As a result, this paper divides tailings ponds into two categories according to whether they are potentially risky: 1# Tailings Pond, which has potential environmental and safety hazards, and 2# Tailings Pond which has no obvious potential environmental and safety hazards. Combining the remote sensing images (satellite maps) with the results of the field surveys (as shown in Figure 2): it defines that 1# Tailings Pond is an unclosed tailings pond that has significant surface water leaching, thus posing a potential contamination and safety hazard (as shown in Figure 2A); it defines that 2# Tailings Pond is generally a closed (almost closed) tailings pond or a dry stockpile pond with no significant surface water leaching, which may show signs of land reclamation and can generally be considered to have no obvious potential environmental and safety hazards (as shown in Figure 2B).
Based on the features of the two categories of tailings ponds, this paper planned to implement the image identification and classification function of tailings ponds by building a machine learning model via ML.Net developed by Microsoft [16]. At the same time, this paper planned to explore the accuracy of the ML.Net machine learning framework and its machine learning model in classifying and identifying the two types of tailings ponds with different characteristics, providing a starting point for future remote sensing techniques to monitor tailings pond risk and pollution.

2. Materials and Methods

2.1. Machine Learning Model

The training environment used was local training on a computer using a CPU (Intel Core i7-9750H; Memory: 16 GB).

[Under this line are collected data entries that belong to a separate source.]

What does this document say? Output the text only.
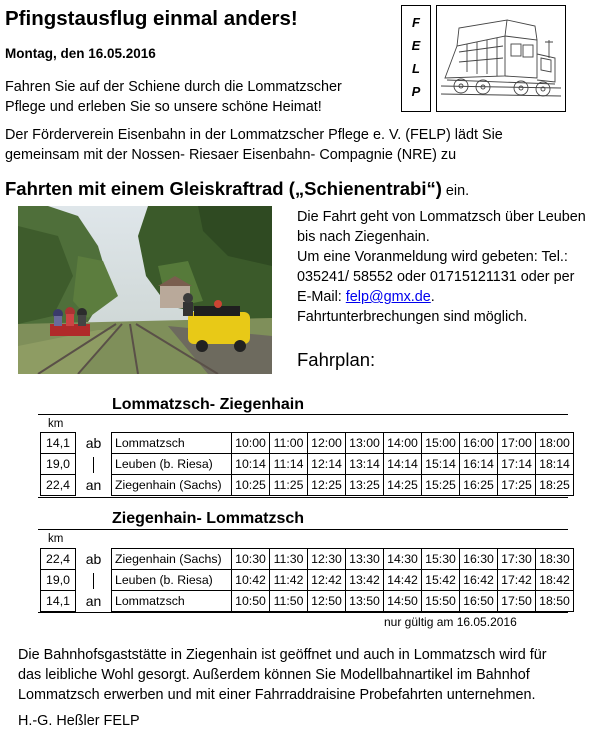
Pfingstausflug einmal anders!
Montag, den 16.05.2016
Fahren Sie auf der Schiene durch die Lommatzscher
Pflege und erleben Sie so unsere schöne Heimat!
F
E
L
P
Der Förderverein Eisenbahn in der Lommatzscher Pflege e. V. (FELP) lädt Sie
gemeinsam mit der Nossen- Riesaer Eisenbahn- Compagnie (NRE) zu
Fahrten mit einem Gleiskraftrad („Schienentrabi“) ein.
Die Fahrt geht von Lommatzsch über Leuben
bis nach Ziegenhain.
Um eine Voranmeldung wird gebeten: Tel.:
035241/ 58552 oder 01715121131 oder per
E-Mail: felp@gmx.de.
Fahrtunterbrechungen sind möglich.
Fahrplan:
Lommatzsch- Ziegenhain
km
14,1	ab	Lommatzsch	10:00	11:00	12:00	13:00	14:00	15:00	16:00	17:00	18:00
19,0		Leuben (b. Riesa)	10:14	11:14	12:14	13:14	14:14	15:14	16:14	17:14	18:14
22,4	an	Ziegenhain (Sachs)	10:25	11:25	12:25	13:25	14:25	15:25	16:25	17:25	18:25
Ziegenhain- Lommatzsch
km
22,4	ab	Ziegenhain (Sachs)	10:30	11:30	12:30	13:30	14:30	15:30	16:30	17:30	18:30
19,0		Leuben (b. Riesa)	10:42	11:42	12:42	13:42	14:42	15:42	16:42	17:42	18:42
14,1	an	Lommatzsch	10:50	11:50	12:50	13:50	14:50	15:50	16:50	17:50	18:50
nur gültig am 16.05.2016
Die Bahnhofsgaststätte in Ziegenhain ist geöffnet und auch in Lommatzsch wird für
das leibliche Wohl gesorgt. Außerdem können Sie Modellbahnartikel im Bahnhof
Lommatzsch erwerben und mit einer Fahrraddraisine Probefahrten unternehmen.
H.-G. Heßler FELP
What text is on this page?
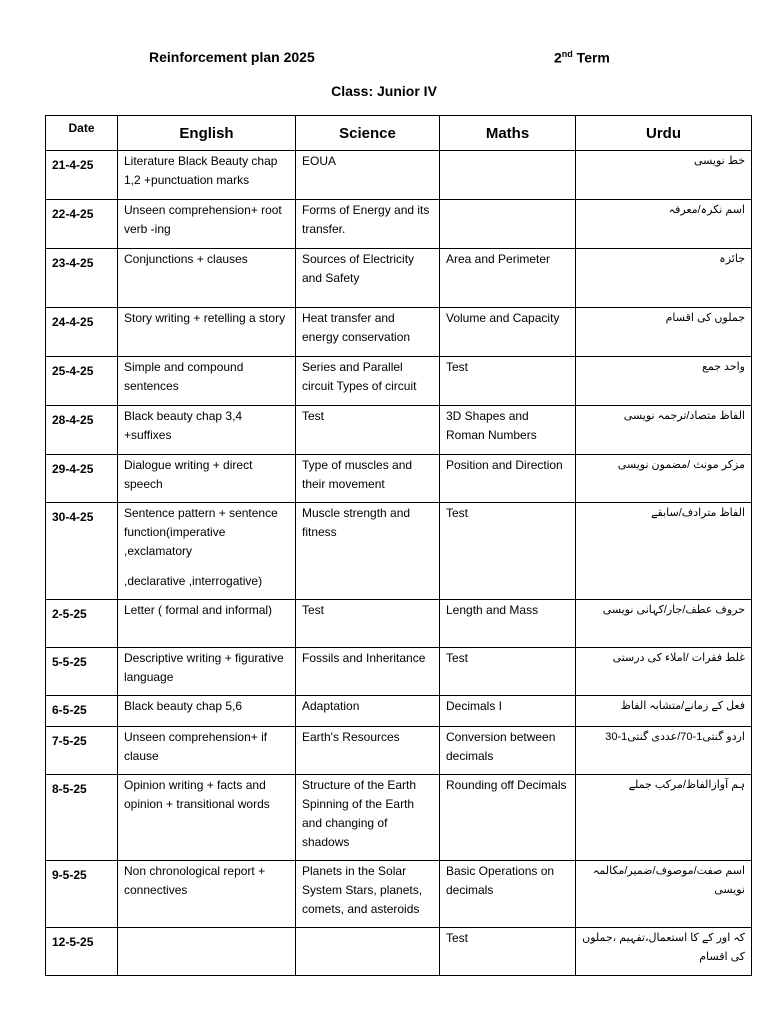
Reinforcement plan 2025	2nd Term
Class: Junior IV
Date	English	Science	Maths	Urdu

21-4-25	Literature Black Beauty chap 1,2 +punctuation marks	EOUA		خط نویسی

22-4-25	Unseen comprehension+ root verb -ing	Forms of Energy and its transfer.		اسم نکرہ/معرفہ

23-4-25	Conjunctions + clauses	Sources of Electricity and Safety	Area and Perimeter	جائزہ

24-4-25	Story writing + retelling a story	Heat transfer and energy conservation	Volume and Capacity	جملوں کی اقسام

25-4-25	Simple and compound sentences	Series and Parallel circuit Types of circuit	Test	واحد جمع

28-4-25	Black beauty chap 3,4 +suffixes	Test	3D Shapes and Roman Numbers	الفاظ متصاد/ترجمہ نویسی

29-4-25	Dialogue writing + direct speech	Type of muscles and their movement	Position and Direction	مزکر مونث /مضمون نویسی

30-4-25	Sentence pattern + sentence function(imperative ,exclamatory
,declarative ,interrogative)	Muscle strength and fitness	Test	الفاظ مترادف/سابقے

2-5-25	Letter ( formal and informal)	Test	Length and Mass	حروف عطف/جار/کہانی نویسی

5-5-25	Descriptive writing + figurative language	Fossils and Inheritance	Test	غلط فقرات /املاء کی درستی

6-5-25	Black beauty chap 5,6	Adaptation	Decimals I	فعل کے زمانے/متشابہ الفاظ

7-5-25	Unseen comprehension+ if clause	Earth's Resources	Conversion between decimals	اردو گنتی1-70/عددی گنتی1-30

8-5-25	Opinion writing + facts and opinion + transitional words	Structure of the Earth Spinning of the Earth and changing of shadows	Rounding off Decimals	ہم آوازالفاظ/مرکب جملے

9-5-25	Non chronological report + connectives	Planets in the Solar System Stars, planets, comets, and asteroids	Basic Operations on decimals	اسم صفت/موصوف/ضمیر/مکالمہ نویسی

12-5-25			Test	کہ اور کے کا استعمال،تفہیم ،جملوں کی اقسام
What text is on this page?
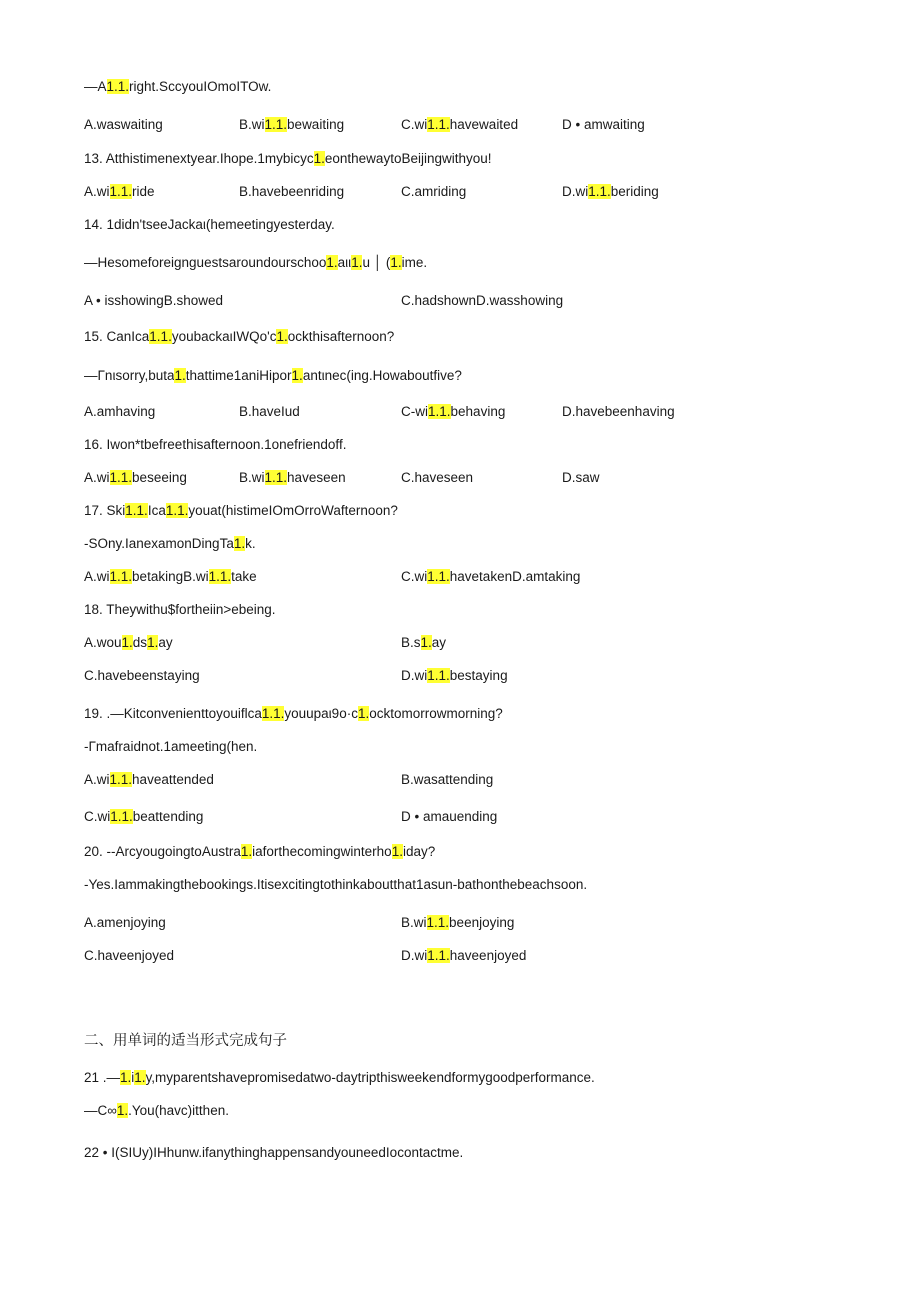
—A1.1.right.ScсyouIOmoITOw.
A.waswaiting	B.wi1.1.bewaiting	C.wi1.1.havewaited	D • amwaiting
13. Atthistimenextyear.Ihope.1mybicyc1.eonthewaytoBeijingwithyou!
A.wi1.1.ride	B.havebeenriding	C.amriding	D.wi1.1.beriding
14. 1didn'tseeJackaι(hemeetingyesterday.
—Hesomeforeignguestsaroundourschoo1.aιι1.u │ (1.ime.
A • isshowingB.showed	C.hadshownD.wasshowing
15. CanIca1.1.youbackaιIWQo'c1.ockthisafternoon?
—Γnιsorry,buta1.thattime1aniHipor1.antιnec(ing.Howaboutfive?
A.amhaving	B.haveIud	C-wi1.1.behaving	D.havebeenhaving
16. Iwon*tbefreethisafternoon.1onefriendoff.
A.wi1.1.beseeing	B.wi1.1.haveseen	C.haveseen	D.saw
17. Ski1.1.Ica1.1.youat(histimeIOmOrroWafternoon?
-SOny.IanexamonDingTa1.k.
A.wi1.1.betakingB.wi1.1.take	C.wi1.1.havetakenD.amtaking
18. Theywithu$fortheiin>ebeing.
A.wou1.ds1.ay	B.s1.ay
C.havebeenstaying	D.wi1.1.bestaying
19. .—Kitconvenienttoyouiflca1.1.youupaι9o·c1.ocktomorrowmorning?
-Γmafraidnot.1ameeting(hen.
A.wi1.1.haveattended	B.wasattending
C.wi1.1.beattending	D • amauending
20. --ArcyougoingtoAustra1.iaforthecomingwinterho1.iday?
-Yes.Iammakingthebookings.Itisexcitingtothinkaboutthat1asun-bathonthebeachsoon.
A.amenjoying	B.wi1.1.beenjoying
C.haveenjoyed	D.wi1.1.haveenjoyed
二、用单词的适当形式完成句子
21 .—1.i1.y,myparentshavepromisedatwo-daytripthisweekendformygoodperformance.
—C∞1..You(havc)itthen.
22 • I(SIUy)IHhunw.ifanythinghappensandyouneedIocontactme.
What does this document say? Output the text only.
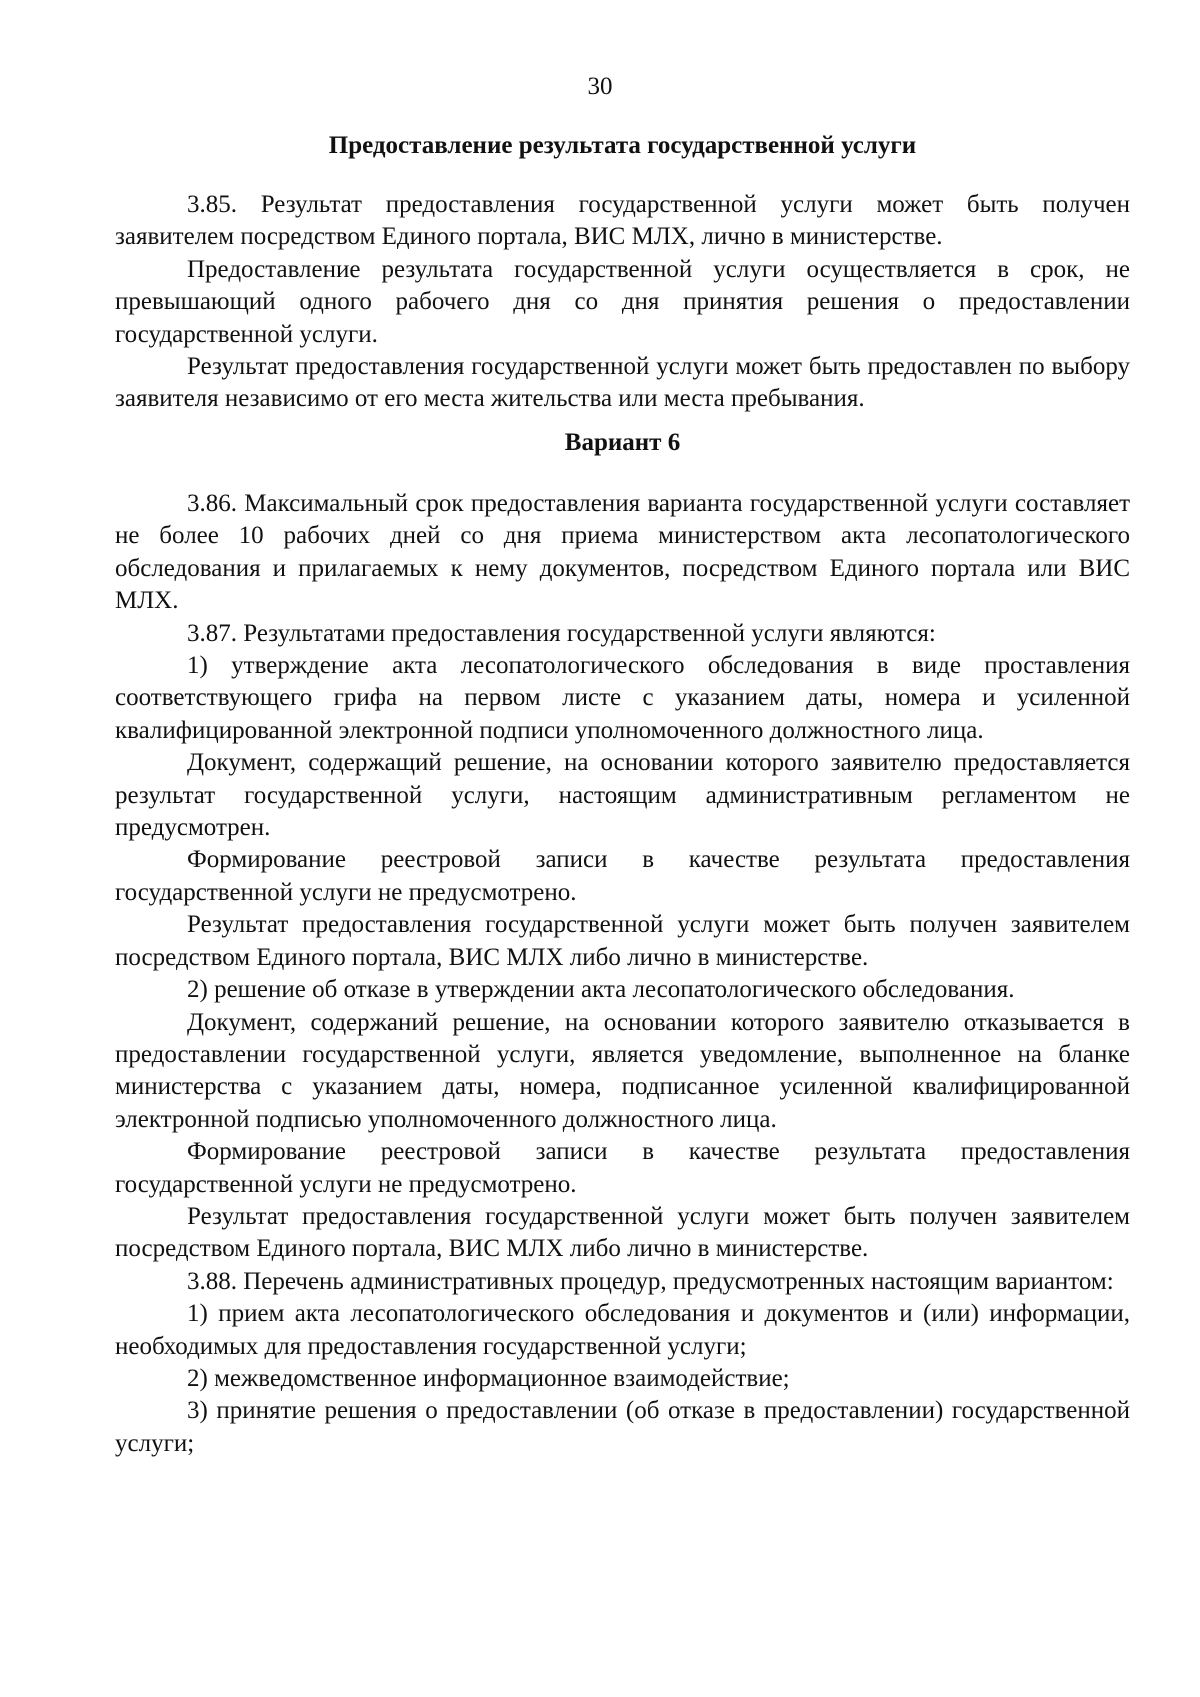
30
Предоставление результата государственной услуги

3.85. Результат предоставления государственной услуги может быть получен заявителем посредством Единого портала, ВИС МЛХ, лично в министерстве.

Предоставление результата государственной услуги осуществляется в срок, не превышающий одного рабочего дня со дня принятия решения о предоставлении государственной услуги.

Результат предоставления государственной услуги может быть предоставлен по выбору заявителя независимо от его места жительства или места пребывания.

Вариант 6

3.86. Максимальный срок предоставления варианта государственной услуги составляет не более 10 рабочих дней со дня приема министерством акта лесопатологического обследования и прилагаемых к нему документов, посредством Единого портала или ВИС МЛХ.

3.87. Результатами предоставления государственной услуги являются:

1) утверждение акта лесопатологического обследования в виде проставления соответствующего грифа на первом листе с указанием даты, номера и усиленной квалифицированной электронной подписи уполномоченного должностного лица.

Документ, содержащий решение, на основании которого заявителю предоставляется результат государственной услуги, настоящим административным регламентом не предусмотрен.

Формирование реестровой записи в качестве результата предоставления государственной услуги не предусмотрено.

Результат предоставления государственной услуги может быть получен заявителем посредством Единого портала, ВИС МЛХ либо лично в министерстве.

2) решение об отказе в утверждении акта лесопатологического обследования.

Документ, содержаний решение, на основании которого заявителю отказывается в предоставлении государственной услуги, является уведомление, выполненное на бланке министерства с указанием даты, номера, подписанное усиленной квалифицированной электронной подписью уполномоченного должностного лица.

Формирование реестровой записи в качестве результата предоставления государственной услуги не предусмотрено.

Результат предоставления государственной услуги может быть получен заявителем посредством Единого портала, ВИС МЛХ либо лично в министерстве.

3.88. Перечень административных процедур, предусмотренных настоящим вариантом:

1) прием акта лесопатологического обследования и документов и (или) информации, необходимых для предоставления государственной услуги;

2) межведомственное информационное взаимодействие;

3) принятие решения о предоставлении (об отказе в предоставлении) государственной услуги;
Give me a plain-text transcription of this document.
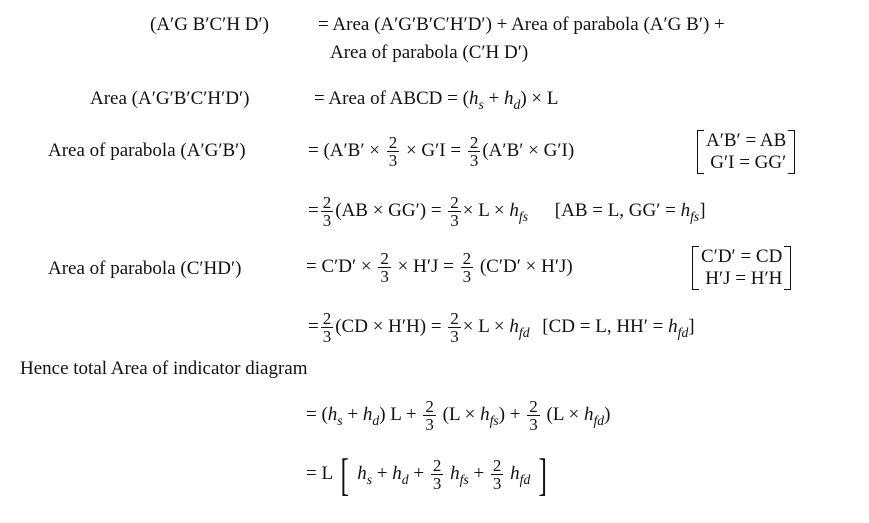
(A′G B′C′H D′)	= Area (A′G′B′C′H′D′) + Area of parabola (A′G B′) +
Area of parabola (C′H D′)
Area (A′G′B′C′H′D′)	= Area of ABCD = $(h_s + h_d) \times L$
Area of parabola (A′G′B′)	= ($A'B' \times \frac{2}{3} \times G'I = \frac{2}{3} (A'B' \times G'I)$	A′B′ = AB
G′I = GG′
= $\frac{2}{3} (AB \times GG') = \frac{2}{3} \times L \times h_{fs}$ [AB = L, $GG' = h_{fs}$]
Area of parabola (C′HD′)	= $C'D' \times \frac{2}{3} \times H'J = \frac{2}{3} (C'D' \times H'J)$	C′D′ = CD
H′J = H′H
= $\frac{2}{3} (CD \times H'H) = \frac{2}{3} \times L \times h_{fd}$ [CD = L, $HH' = h_{fd}$]
Hence total Area of indicator diagram
= $(h_s + h_d) L + \frac{2}{3} (L \times h_{fs}) + \frac{2}{3} (L \times h_{fd})$
= L [ $h_s + h_d + \frac{2}{3} h_{fs} + \frac{2}{3} h_{fd}$ ]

Additionally, the study was carried out on Visual Studio 2022 Professional, based on ML.Net developed by Microsoft [17]:
ML.Net is a machine learning framework developed by Microsoft for the new “.Net” platform and provides a low-code development tool called “Model Builder”, an intuitive graphical Visual Studio extension for generating, training and deploying custom machine learning models [18]. Therefore, for “.Net” platform developers, using the ML.Net machine learning framework is an excellent choice in terms of ease of use, performance and accuracy [19]. The ML.Net machine learning framework uses a DNN (Deep Neural Network) and Resnet-50 model (DNN + Resnet-50) to implement image classification functions so the study was based on DNN and the ResNet-50 model to categorise two types of tailings ponds with different features:
ResNet-50 is a residual network that uses a shortcut connection to connect the inputs directly to the outputs (as shown in Figure 3A), which effectively solves the problem of performance degradation due to the deepening of the network as the shortcut connection does not increase the amount of computation [20].
In essence, the idea of residual network learning can be understood as a block, which can be defined by Equation (1) [21], where y represents the output, F ( x ,   { W i } ) represents the residual component and x represents the sample:
y = F ( x ,   { W i } ) + x .
As a result, the ResNet-50 residual network is well suited for feature extraction of the data sets [22]. Additionally, regarding structure, the ResNet-50 network is divided into six parts, of which Stage 1 is the input module, consisting of Conv and Max Pool, Stage 2 to Stage 5 are the residual modules, containing both Conv Block and Identity Block, and Stage 6 is the output module [22,23]. The structure of ResNet-50 is shown in Figure 3B.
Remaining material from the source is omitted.